McGrady se sometió a un examen de resonancia magnética el lunes por la tarde y aunque el jugador consideró que era algo "irrelevante", los directivos de los Rockets consideran que deben analizar los resultados antes de dar luz verde para su vuelta a la competición.

"No creo que lo que hayan visto los doctores les puedan decir mejor que yo si puedo o no estar listo para jugar", reiteró McGrady, que todavía no ha sido dado de alta de la lista de lesionados.

El equipo tampoco le ha dicho cuando podrá recibir el alta, aunque Turner consideró que la decisión podría llegar "pronto", pero en ningún momento expreso que pudiese darse en los próximos días.

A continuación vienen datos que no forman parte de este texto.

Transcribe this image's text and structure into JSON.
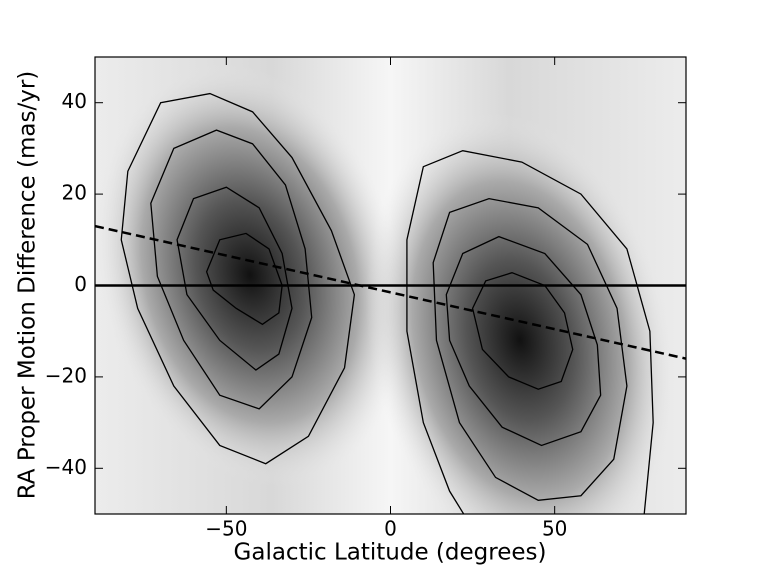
{
  "chart_data": {
    "type": "contour",
    "x_label": "Galactic Latitude (degrees)",
    "y_label": "RA Proper Motion Difference (mas/yr)",
    "xlim": [
      -90,
      90
    ],
    "ylim": [
      -50,
      50
    ],
    "xticks": [
      {
        "value": -50,
        "label": "−50"
      },
      0,
      50
    ],
    "yticks": [
      {
        "value": -40,
        "label": "−40"
      },
      {
        "value": -20,
        "label": "−20"
      },
      0,
      20,
      40
    ],
    "color": "#000000",
    "hline": 0,
    "fit_line": {
      "x": [
        -90,
        90
      ],
      "y": [
        13,
        -16
      ]
    },
    "contours": [
      {
        "x": [
          -80,
          -70,
          -55,
          -42,
          -30,
          -18,
          -11,
          -14,
          -25,
          -38,
          -52,
          -66,
          -77,
          -82
        ],
        "y": [
          25,
          40,
          42,
          38,
          28,
          12,
          -2,
          -18,
          -33,
          -39,
          -35,
          -22,
          -5,
          10
        ]
      },
      {
        "x": [
          -73,
          -66,
          -53,
          -42,
          -32,
          -26,
          -24,
          -30,
          -40,
          -52,
          -63,
          -71
        ],
        "y": [
          18,
          30,
          34,
          31,
          22,
          8,
          -7,
          -20,
          -27,
          -24,
          -12,
          2
        ]
      },
      {
        "x": [
          -65,
          -60,
          -50,
          -40,
          -33,
          -30,
          -34,
          -41,
          -52,
          -62
        ],
        "y": [
          10,
          19,
          21.5,
          17,
          7,
          -5,
          -15,
          -18.5,
          -12,
          -2
        ]
      },
      {
        "x": [
          -56,
          -52,
          -44,
          -37,
          -33,
          -34,
          -39,
          -47,
          -54
        ],
        "y": [
          3,
          10,
          11.4,
          8,
          0,
          -6,
          -8.5,
          -5,
          -1
        ]
      },
      {
        "x": [
          5,
          10,
          22,
          40,
          58,
          72,
          79,
          80,
          77,
          24,
          18,
          10,
          5
        ],
        "y": [
          10,
          26,
          29.5,
          27,
          20,
          8,
          -10,
          -30,
          -52,
          -52,
          -45,
          -30,
          -10
        ]
      },
      {
        "x": [
          13,
          18,
          30,
          45,
          60,
          69,
          72,
          68,
          58,
          45,
          32,
          21,
          14
        ],
        "y": [
          5,
          16,
          19,
          17,
          9,
          -5,
          -22,
          -38,
          -46,
          -47,
          -42,
          -30,
          -12
        ]
      },
      {
        "x": [
          17,
          22,
          33,
          47,
          58,
          63,
          64,
          58,
          46,
          34,
          24,
          18
        ],
        "y": [
          -2,
          7,
          10.7,
          7,
          -2,
          -13,
          -24,
          -32,
          -35,
          -31,
          -22,
          -12
        ]
      },
      {
        "x": [
          25,
          29,
          37,
          47,
          53,
          55.5,
          52,
          45,
          36,
          28
        ],
        "y": [
          -5,
          1,
          2.8,
          0,
          -6,
          -14,
          -21,
          -22.7,
          -20,
          -14
        ]
      }
    ]
  }
}
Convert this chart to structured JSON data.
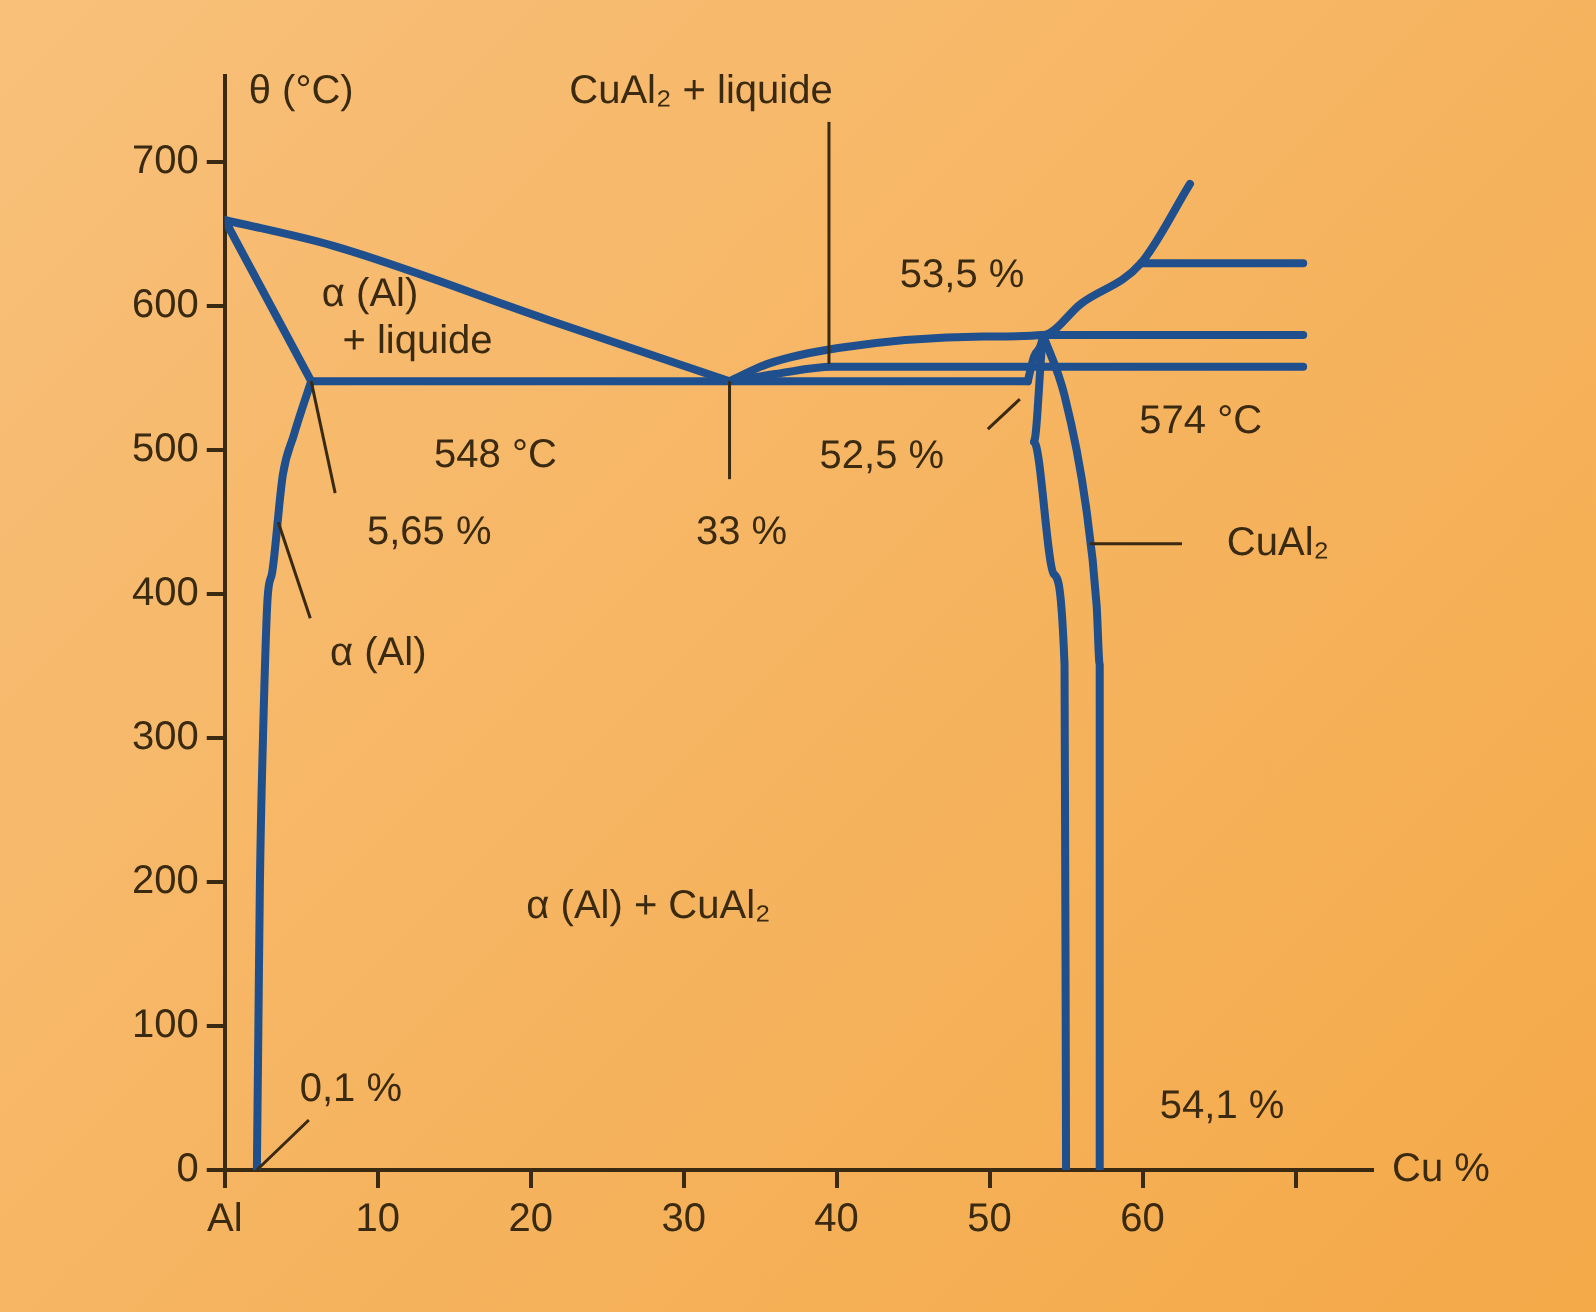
{
  "chart_data": {
    "type": "line",
    "xlabel": "Cu %",
    "ylabel": "θ (°C)",
    "xlim": [
      0,
      75
    ],
    "ylim": [
      0,
      760
    ],
    "xticks": [
      {
        "value": 0,
        "label": "Al"
      },
      10,
      20,
      30,
      40,
      50,
      60,
      {
        "value": 70,
        "label": null
      }
    ],
    "yticks": [
      0,
      100,
      200,
      300,
      400,
      500,
      600,
      700
    ],
    "grid": false,
    "legend": false,
    "marker": "none",
    "line_style": "solid",
    "series": [
      {
        "color": "#1f4f8c",
        "x": [
          0,
          7.1,
          21.3,
          33
        ],
        "values": [
          660,
          642,
          590,
          548
        ]
      },
      {
        "color": "#1f4f8c",
        "x": [
          0,
          5.65
        ],
        "values": [
          660,
          548
        ]
      },
      {
        "color": "#1f4f8c",
        "x": [
          5.65,
          4.5,
          3.8,
          3.1,
          2.8,
          2.5,
          2.3,
          2.2,
          2.1
        ],
        "values": [
          548,
          510,
          483,
          415,
          397,
          300,
          200,
          100,
          0
        ]
      },
      {
        "color": "#1f4f8c",
        "x": [
          5.65,
          52.5
        ],
        "values": [
          548,
          548
        ]
      },
      {
        "color": "#1f4f8c",
        "x": [
          33,
          35.5,
          40.1,
          49.6,
          53.5,
          56,
          59.9,
          63.1
        ],
        "values": [
          548,
          560,
          571,
          579,
          580,
          602,
          630,
          685
        ]
      },
      {
        "color": "#1f4f8c",
        "x": [
          33,
          36,
          39.7,
          70.5
        ],
        "values": [
          548,
          553,
          558,
          558
        ]
      },
      {
        "color": "#1f4f8c",
        "x": [
          53.5,
          70.5
        ],
        "values": [
          580,
          580
        ]
      },
      {
        "color": "#1f4f8c",
        "x": [
          59.9,
          70.5
        ],
        "values": [
          630,
          630
        ]
      },
      {
        "color": "#1f4f8c",
        "x": [
          52.5,
          52.9,
          53.5,
          52.9,
          54.2,
          54.9,
          55
        ],
        "values": [
          548,
          565,
          580,
          506,
          414,
          351,
          0
        ]
      },
      {
        "color": "#1f4f8c",
        "x": [
          53.5,
          54.9,
          56.3,
          57,
          57.2,
          57.2
        ],
        "values": [
          580,
          538,
          461,
          392,
          351,
          0
        ]
      }
    ],
    "annotations": [
      {
        "text": "CuAl₂ + liquide",
        "x": 39.5,
        "y": 560
      },
      "α (Al)",
      "+ liquide",
      "548 °C",
      {
        "text": "5,65 %",
        "x": 5.65,
        "y": 548
      },
      {
        "text": "33 %",
        "x": 33,
        "y": 548
      },
      {
        "text": "52,5 %",
        "x": 52.5,
        "y": 548
      },
      "53,5 %",
      "574 °C",
      {
        "text": "CuAl₂",
        "x": 56.3,
        "y": 435
      },
      {
        "text": "α (Al)",
        "x": 3.5,
        "y": 450
      },
      "α (Al) + CuAl₂",
      {
        "text": "0,1 %",
        "x": 2.1,
        "y": 0
      },
      "54,1 %"
    ]
  }
}
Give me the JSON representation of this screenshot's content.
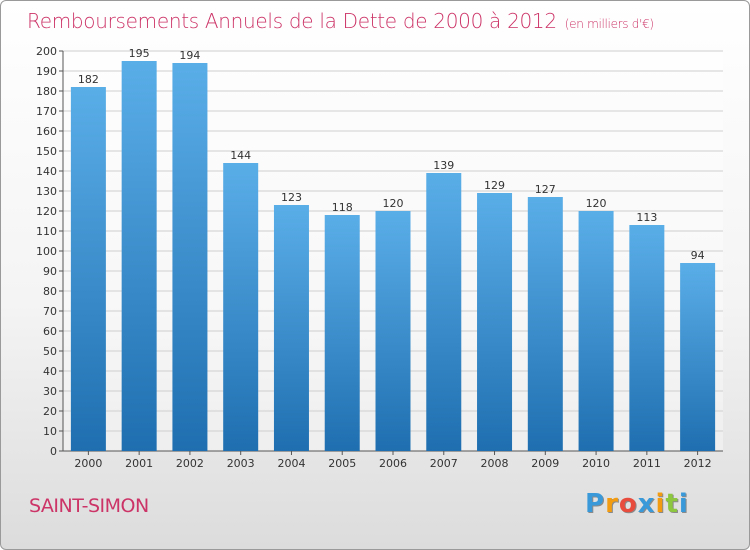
{
  "title": "Remboursements Annuels de la Dette de 2000 à 2012",
  "unit_label": "(en milliers d'€)",
  "town": "SAINT-SIMON",
  "logo": {
    "letters": [
      "P",
      "r",
      "o",
      "x",
      "i",
      "t",
      "i"
    ],
    "colors": [
      "#3a9ad9",
      "#f39c12",
      "#e84c3d",
      "#3a9ad9",
      "#f39c12",
      "#8dc63f",
      "#3a9ad9"
    ]
  },
  "colors": {
    "accent": "#cc3366",
    "bar_top": "#5aaee8",
    "bar_bottom": "#1f6fb0",
    "grid": "#cfcfcf"
  },
  "chart_data": {
    "type": "bar",
    "title": "Remboursements Annuels de la Dette de 2000 à 2012",
    "categories": [
      "2000",
      "2001",
      "2002",
      "2003",
      "2004",
      "2005",
      "2006",
      "2007",
      "2008",
      "2009",
      "2010",
      "2011",
      "2012"
    ],
    "values": [
      182,
      195,
      194,
      144,
      123,
      118,
      120,
      139,
      129,
      127,
      120,
      113,
      94
    ],
    "ylim": [
      0,
      200
    ],
    "ytick_step": 10,
    "grid": true,
    "legend": false,
    "data_labels": true
  }
}
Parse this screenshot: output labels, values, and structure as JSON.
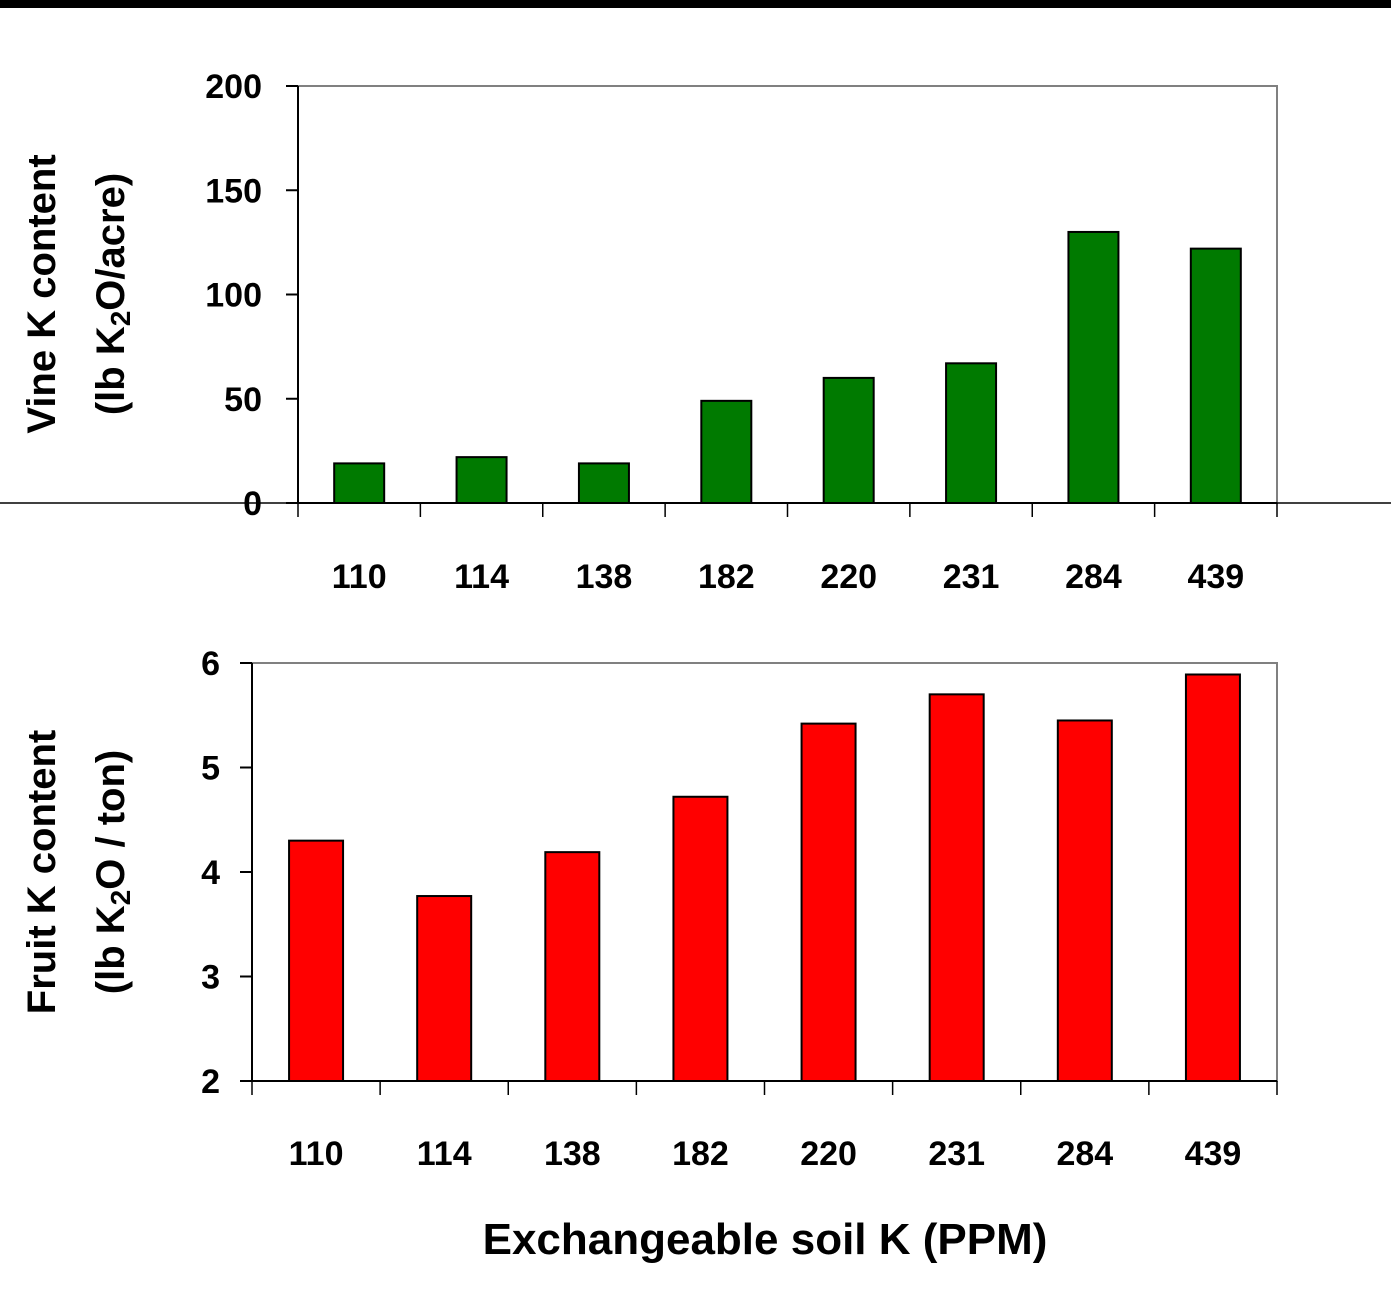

"Es una temporada muy larga y debemos tomar nuestro tiempo", comentó Turner. "Nuestra posición no es otra que trabajar siempre en en el mejor interés del jugador y luego del equipo, por lo tanto volverá cuando todos sintamos que puede competir en plenitud y de manera consistente".

A pesar de las ausencias de McGrady y del pívot chino Yao Ming, que no jugará en toda la temporada, los Rockets han sorprendido con marca ganadora de 8-6 para el comienzo de temporada y están sólo dos triunfos menos que los Mavericksde Dallas que encabezan la División Suroeste y dos por encima de los Spurs de San Antonio (6-6).

"No se puede olvidar que Tracy ha tenido que pasar por una operación mayor y requiere un proceso para que su vuelta sea completa", reiteró Turner. "Además, cuando formas una nueva química dentro del equipo necesitas tiempo y luego no se puede interrumpir con improvisaciones hay que tener continuidad", explicó.

McGrady es consciente que no podrá alcanzar su mejor forma de manera inmediata, en los primeros partidos, pero insistió que debe jugar para conseguir ese objetivo de tener ritmo y consistencia.

"No importa lo buen jugador que seas, cuando estás fuera de la competición por mucho tiempo se pierde el ritmo y la consistencia", admitió McGrady. "Necesitas partidos y hacer muchas cosas que antes no podía, pero que ahora si estoy ya capacitado para realizar".

El entusiasmo de McGrady y sus ganas por volver a la competición, de momento, no han causado ningún tipo de cambio en el pensamiento de Adelman y Morey, que siguen posicionados en el planteamiento de un regreso seguro y cuando los doctores establezcan que un recaída está descartada al ciento por ciento.